AI does not just save time. It clears away the parts of the process that make you less likely to do the work at all.
Choosing your first AI workflow
As you go through your daily work, start asking yourself one simple question:
Could AI help with this?
That question sounds basic, but it is powerful if you ask it often enough.
There are plenty of books, blog posts, and frameworks about delegation and productivity, but most of the advice boils down to something much simpler:
- become more aware of how you spend your time
- identify the tasks that can be delegated
- protect your time for the work you are best at
That is also a strong starting point for deciding how AI fits into your workflow.
People often focus only on automations that save time or make them more efficient. That matters, of course. But it is not the whole picture.
Do not ignore the work you love doing and want to do more of.
In many cases, that is where AI delivers the biggest return—not by replacing you, but by supporting the part of your work that matters most.
Yes, you should automate what can be automated.
But the more interesting opportunity is often using AI to strengthen the things you already do better than anyone else.
So as you work today, keep asking:
How could AI help with this?
Ask it over and over again. Let that question drive your experiments.
How to tell whether a task is a good candidate for AI

Over time, usually through a mix of trial and error, you start developing a better instinct for which tasks are worth turning into AI workflows.
When a new task comes up, it helps to ask a few quick questions:
- Is this a one-off task, or does it happen regularly?

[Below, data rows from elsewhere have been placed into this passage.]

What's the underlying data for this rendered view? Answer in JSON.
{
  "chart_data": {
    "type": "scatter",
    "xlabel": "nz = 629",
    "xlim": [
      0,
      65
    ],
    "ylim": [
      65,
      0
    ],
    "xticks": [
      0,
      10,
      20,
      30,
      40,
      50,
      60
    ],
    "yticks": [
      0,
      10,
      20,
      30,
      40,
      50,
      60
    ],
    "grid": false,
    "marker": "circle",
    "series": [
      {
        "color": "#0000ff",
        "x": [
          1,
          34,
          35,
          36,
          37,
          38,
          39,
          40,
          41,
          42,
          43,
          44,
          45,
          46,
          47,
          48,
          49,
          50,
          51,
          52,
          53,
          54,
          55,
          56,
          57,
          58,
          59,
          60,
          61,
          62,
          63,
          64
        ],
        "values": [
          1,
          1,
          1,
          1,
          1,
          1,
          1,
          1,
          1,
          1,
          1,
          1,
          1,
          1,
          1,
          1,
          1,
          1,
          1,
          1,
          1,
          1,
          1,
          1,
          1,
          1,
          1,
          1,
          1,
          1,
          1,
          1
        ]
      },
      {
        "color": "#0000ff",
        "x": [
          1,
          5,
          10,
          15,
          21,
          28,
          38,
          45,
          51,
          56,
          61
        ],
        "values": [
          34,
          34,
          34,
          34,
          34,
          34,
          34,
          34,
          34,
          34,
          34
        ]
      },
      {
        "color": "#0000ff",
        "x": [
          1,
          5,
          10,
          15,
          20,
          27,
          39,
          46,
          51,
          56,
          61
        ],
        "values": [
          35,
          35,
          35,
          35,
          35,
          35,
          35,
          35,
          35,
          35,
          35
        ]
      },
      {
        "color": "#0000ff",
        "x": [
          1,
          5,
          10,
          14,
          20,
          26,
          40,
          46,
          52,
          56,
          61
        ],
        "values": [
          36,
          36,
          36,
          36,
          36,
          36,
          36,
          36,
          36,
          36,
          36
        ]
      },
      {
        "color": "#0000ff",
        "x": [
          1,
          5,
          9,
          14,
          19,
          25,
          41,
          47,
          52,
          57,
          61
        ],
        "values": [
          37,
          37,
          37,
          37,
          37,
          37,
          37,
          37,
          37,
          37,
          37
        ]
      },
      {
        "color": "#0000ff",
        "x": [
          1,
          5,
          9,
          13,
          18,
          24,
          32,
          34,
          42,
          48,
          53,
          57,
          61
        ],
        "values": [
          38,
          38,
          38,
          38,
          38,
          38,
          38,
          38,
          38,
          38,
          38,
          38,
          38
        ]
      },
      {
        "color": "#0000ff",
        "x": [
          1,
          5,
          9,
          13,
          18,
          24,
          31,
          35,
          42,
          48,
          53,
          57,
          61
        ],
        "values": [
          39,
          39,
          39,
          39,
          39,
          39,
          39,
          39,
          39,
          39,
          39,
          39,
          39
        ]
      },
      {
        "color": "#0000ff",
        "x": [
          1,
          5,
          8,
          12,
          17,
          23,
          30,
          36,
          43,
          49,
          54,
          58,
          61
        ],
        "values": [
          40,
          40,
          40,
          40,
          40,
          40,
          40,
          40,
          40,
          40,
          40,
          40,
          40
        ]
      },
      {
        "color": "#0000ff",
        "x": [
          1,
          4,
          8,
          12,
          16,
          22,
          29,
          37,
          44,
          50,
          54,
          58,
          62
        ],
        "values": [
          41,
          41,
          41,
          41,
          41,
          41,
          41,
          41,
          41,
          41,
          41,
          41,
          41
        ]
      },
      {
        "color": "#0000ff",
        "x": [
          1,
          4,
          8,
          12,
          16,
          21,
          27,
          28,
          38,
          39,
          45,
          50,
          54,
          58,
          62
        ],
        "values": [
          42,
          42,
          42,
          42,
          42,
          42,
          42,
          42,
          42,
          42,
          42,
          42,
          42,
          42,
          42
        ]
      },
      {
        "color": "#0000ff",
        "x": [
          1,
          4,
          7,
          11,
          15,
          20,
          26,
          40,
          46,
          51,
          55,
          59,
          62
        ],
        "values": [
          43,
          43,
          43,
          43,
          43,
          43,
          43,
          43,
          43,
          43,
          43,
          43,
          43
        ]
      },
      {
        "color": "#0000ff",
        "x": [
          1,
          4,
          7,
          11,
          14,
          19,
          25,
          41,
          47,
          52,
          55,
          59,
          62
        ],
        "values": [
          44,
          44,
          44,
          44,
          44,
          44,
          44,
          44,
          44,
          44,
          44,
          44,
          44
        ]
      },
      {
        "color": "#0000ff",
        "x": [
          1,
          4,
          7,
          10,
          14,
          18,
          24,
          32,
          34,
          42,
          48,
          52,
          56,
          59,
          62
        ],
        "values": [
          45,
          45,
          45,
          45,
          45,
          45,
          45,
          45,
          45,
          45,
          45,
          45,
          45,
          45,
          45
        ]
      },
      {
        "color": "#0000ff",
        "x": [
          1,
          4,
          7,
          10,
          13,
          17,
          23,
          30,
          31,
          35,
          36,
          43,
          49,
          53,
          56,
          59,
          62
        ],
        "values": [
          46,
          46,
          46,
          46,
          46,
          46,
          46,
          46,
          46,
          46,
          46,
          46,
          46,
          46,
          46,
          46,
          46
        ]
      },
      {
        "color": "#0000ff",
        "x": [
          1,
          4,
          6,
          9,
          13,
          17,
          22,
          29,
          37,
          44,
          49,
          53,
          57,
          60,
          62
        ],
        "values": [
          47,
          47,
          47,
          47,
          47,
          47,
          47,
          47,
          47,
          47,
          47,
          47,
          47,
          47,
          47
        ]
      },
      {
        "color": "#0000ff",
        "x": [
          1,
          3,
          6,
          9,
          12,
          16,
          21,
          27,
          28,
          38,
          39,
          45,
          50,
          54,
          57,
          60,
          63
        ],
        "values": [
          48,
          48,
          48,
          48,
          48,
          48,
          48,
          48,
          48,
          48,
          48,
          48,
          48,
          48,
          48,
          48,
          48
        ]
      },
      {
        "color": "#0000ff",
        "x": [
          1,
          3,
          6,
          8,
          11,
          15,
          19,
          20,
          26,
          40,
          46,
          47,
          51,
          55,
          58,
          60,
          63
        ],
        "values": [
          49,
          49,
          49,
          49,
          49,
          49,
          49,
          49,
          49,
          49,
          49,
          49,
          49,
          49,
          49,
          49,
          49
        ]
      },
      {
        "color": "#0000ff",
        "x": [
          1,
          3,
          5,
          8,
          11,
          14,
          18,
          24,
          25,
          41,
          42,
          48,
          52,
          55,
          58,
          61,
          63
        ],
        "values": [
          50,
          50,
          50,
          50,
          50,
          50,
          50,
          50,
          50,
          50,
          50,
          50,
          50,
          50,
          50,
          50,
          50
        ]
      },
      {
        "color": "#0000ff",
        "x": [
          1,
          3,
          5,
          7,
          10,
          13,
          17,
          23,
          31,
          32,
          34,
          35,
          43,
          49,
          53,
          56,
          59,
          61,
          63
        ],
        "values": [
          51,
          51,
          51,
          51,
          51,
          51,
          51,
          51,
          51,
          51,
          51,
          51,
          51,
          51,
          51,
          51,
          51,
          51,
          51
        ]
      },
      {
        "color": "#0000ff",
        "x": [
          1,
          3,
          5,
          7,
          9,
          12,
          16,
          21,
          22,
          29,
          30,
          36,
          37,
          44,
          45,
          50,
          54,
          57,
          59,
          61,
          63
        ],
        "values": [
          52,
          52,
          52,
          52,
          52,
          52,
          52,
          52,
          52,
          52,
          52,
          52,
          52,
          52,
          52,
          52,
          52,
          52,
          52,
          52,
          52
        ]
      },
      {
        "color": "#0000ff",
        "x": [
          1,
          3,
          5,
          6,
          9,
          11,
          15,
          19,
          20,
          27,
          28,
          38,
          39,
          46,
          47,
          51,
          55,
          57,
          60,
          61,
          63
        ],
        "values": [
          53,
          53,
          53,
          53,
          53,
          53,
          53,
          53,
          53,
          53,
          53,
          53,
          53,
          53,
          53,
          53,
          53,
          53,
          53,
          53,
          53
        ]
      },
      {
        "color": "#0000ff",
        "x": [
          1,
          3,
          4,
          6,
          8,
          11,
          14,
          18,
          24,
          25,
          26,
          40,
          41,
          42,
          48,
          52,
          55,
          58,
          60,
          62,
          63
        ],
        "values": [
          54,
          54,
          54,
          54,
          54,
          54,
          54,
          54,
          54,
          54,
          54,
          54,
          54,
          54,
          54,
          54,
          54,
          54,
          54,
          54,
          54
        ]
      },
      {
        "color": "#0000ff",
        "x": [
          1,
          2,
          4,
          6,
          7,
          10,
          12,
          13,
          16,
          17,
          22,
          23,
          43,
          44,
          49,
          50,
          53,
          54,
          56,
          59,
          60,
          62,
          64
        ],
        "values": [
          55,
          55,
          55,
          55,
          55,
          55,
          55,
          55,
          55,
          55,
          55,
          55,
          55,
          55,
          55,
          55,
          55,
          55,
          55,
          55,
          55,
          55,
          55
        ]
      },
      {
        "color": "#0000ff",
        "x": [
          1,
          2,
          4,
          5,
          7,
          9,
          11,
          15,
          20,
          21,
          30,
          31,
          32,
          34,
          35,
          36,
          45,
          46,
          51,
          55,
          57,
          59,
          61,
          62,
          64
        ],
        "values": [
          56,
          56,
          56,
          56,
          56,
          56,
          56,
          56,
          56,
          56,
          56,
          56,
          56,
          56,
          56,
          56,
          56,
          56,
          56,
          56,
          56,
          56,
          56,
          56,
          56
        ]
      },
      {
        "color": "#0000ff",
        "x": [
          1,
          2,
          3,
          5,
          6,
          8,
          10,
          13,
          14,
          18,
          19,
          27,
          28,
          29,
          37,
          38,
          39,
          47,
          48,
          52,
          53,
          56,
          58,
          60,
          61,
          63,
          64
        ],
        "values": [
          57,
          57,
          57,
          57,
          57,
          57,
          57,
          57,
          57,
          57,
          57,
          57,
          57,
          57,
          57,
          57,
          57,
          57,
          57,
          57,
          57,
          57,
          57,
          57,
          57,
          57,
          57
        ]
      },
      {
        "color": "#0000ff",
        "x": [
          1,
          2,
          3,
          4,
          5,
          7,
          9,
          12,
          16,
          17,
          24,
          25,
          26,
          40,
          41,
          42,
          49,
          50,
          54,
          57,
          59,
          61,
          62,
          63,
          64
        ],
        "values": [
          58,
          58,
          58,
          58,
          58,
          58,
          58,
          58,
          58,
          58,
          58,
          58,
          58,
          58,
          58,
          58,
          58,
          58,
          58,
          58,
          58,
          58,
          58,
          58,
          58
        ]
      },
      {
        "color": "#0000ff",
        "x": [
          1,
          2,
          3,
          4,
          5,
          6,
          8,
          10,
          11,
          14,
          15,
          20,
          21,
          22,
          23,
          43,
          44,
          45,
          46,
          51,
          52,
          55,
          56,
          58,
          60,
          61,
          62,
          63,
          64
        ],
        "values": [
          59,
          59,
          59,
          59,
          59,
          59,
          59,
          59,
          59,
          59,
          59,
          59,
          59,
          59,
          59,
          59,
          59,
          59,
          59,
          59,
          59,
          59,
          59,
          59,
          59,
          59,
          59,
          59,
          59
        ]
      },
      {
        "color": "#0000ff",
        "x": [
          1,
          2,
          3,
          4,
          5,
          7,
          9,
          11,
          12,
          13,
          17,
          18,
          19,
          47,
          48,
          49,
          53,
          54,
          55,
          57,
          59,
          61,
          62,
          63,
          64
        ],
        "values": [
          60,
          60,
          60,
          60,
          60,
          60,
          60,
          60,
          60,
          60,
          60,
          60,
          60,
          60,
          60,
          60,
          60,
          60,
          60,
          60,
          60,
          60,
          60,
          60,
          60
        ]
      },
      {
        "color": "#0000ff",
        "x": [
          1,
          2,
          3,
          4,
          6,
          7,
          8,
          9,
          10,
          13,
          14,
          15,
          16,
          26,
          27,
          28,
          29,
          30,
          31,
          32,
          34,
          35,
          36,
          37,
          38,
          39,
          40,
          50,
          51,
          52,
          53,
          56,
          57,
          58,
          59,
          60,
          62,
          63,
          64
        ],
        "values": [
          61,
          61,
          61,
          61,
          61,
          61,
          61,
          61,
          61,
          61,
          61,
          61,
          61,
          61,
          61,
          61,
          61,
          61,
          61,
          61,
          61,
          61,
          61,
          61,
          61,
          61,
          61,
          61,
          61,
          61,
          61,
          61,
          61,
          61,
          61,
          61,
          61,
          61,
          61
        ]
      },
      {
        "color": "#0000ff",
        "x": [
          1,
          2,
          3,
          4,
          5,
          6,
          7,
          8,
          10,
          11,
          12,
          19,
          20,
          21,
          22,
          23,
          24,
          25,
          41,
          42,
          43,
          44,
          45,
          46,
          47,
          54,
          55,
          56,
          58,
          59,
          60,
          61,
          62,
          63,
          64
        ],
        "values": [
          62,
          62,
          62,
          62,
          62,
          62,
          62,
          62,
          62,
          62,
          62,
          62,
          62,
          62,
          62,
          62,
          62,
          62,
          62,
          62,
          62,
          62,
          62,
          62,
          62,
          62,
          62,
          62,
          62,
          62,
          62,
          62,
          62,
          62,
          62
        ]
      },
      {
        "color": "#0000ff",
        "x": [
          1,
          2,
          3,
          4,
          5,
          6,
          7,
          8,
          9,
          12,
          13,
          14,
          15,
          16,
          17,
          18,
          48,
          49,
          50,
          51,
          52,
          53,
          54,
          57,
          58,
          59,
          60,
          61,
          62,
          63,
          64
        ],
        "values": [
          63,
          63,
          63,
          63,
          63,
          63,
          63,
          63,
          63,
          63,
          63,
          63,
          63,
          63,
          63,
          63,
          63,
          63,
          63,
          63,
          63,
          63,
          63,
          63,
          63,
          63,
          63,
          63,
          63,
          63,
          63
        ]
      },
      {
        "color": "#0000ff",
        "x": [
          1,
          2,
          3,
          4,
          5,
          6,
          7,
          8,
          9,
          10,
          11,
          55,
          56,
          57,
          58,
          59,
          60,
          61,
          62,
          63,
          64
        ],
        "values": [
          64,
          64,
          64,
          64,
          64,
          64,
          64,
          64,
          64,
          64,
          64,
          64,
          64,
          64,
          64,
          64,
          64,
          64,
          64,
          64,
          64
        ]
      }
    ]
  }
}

- Do I enjoy doing this, or would I happily hand it off?
- How complex is it?
- Can I clearly explain the process step by step?
- Does this task require human judgment?
- Can I define what success looks like?
- What is the risk if it is done badly?
That may look like a long list, but in practice it only takes a few minutes.
And the answers are useful.
They help you figure out whether a task is worth investing in as an AI workflow, whether it should be fully automated or only partially assisted, and which parts still need to stay in your hands.
Where to start
The hardest part is often not building the workflow.
It is deciding where to begin.
That is why inspiration matters. Once you see enough examples, it becomes much easier to spot opportunities in your own day-to-day work.
You do not need to redesign your entire life around AI in one shot.
You just need one good starting point.
One repetitive task.
One annoying bottleneck.
One area where a little support would make your best work easier to do.
That is enough to begin building your first real AI workflow today.